Wei Huanhuan, Liu Jiaqi, Ni Yao, Hu Xuanxin, Lv Xiuliang, Yang Lu, He Gang, Xu Zhipeng, Gong Jiangdong, Jiang Chengpeng, Feng Dawei, Xu Wentao
Institute of Photoelectronic Thin Film Devices and Technology, Nankai University, Tianjin 300350, PR China.
School of Materials Science and Engineering, Anhui University, Hefei, 230601, PR China.
Nano Lett. 2024 Dec 4;24(48):15379-15387. doi: 10.1021/acs.nanolett.4c04650. Epub 2024 Nov 21.
We present a two-dimensional (2D) electrically conductive metal-organic framework (EC-MOF)-based artificial synapse. The intrinsic electronic conductivity and subnanometer channels of the EC-MOF facilitate efficient ion diffusion, enable a high density of active redox centers, and significantly enhance capacitance within the artificial synapse. As a result, the synapse operates at an ultralow voltage of 10 mV and exhibits a remarkably low power consumption of approximately 1 fW, along with the longest retention time recorded for two-terminal electrolyte-type artificial synapses to date. The alignment of the quantum size of the subnanometer pores in the EC-MOF with various cations allows for versatile synaptic plasticity. This capability is applied to image refresh, classification, and efferent signal transmission for controlling artificial muscles, thereby offering a methodology for achieving tunable neuromorphic properties. These findings suggest the potential application of metal-organic frameworks in artificial nervous systems for future brain-inspired computation, peripheral interfaces, and neurorobotics.

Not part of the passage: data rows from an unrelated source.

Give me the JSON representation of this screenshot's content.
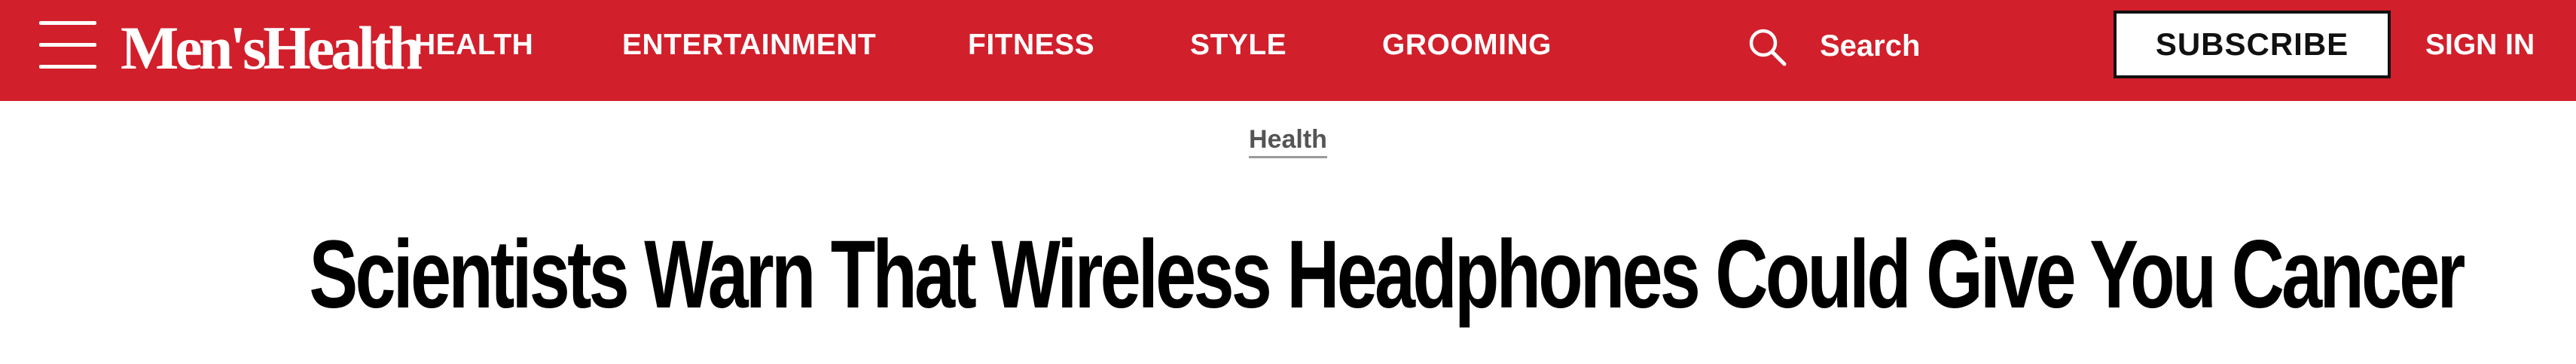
{
  "header": {
    "menu_icon": "hamburger-menu-icon",
    "logo_text": "Men'sHealth",
    "nav_links": [
      "HEALTH",
      "ENTERTAINMENT",
      "FITNESS",
      "STYLE",
      "GROOMING"
    ],
    "search": {
      "icon": "search-icon",
      "label": "Search"
    },
    "subscribe_label": "SUBSCRIBE",
    "signin_label": "SIGN IN"
  },
  "article": {
    "category": "Health",
    "headline": "Scientists Warn That Wireless Headphones Could Give You Cancer"
  },
  "colors": {
    "brand_red": "#d11f2b",
    "text_black": "#000000",
    "category_gray": "#555555"
  }
}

我们展示了一种基于二维(2D)导电金属有机框架(EC-MOF)的人工突触。EC-MOF的固有电子导电性和亚纳米通道促进了高效的离子扩散,实现了高密度的活性氧化还原中心,并显著增强了人工突触内的电容。结果,该突触在10 mV的超低电压下运行,表现出约1 fW的极低功耗,以及迄今为止两终端电解质型人工突触记录的最长保持时间。EC-MOF中亚纳米孔的量子尺寸与各种阳离子的排列允许实现多功能的突触可塑性。这种能力被应用于图像刷新、分类以及用于控制人工肌肉的传出信号传输,从而提供了一种实现可调谐神经形态特性的方法。这些发现表明金属有机框架在未来受大脑启发的计算、外周接口和神经机器人的人工神经系统中具有潜在应用。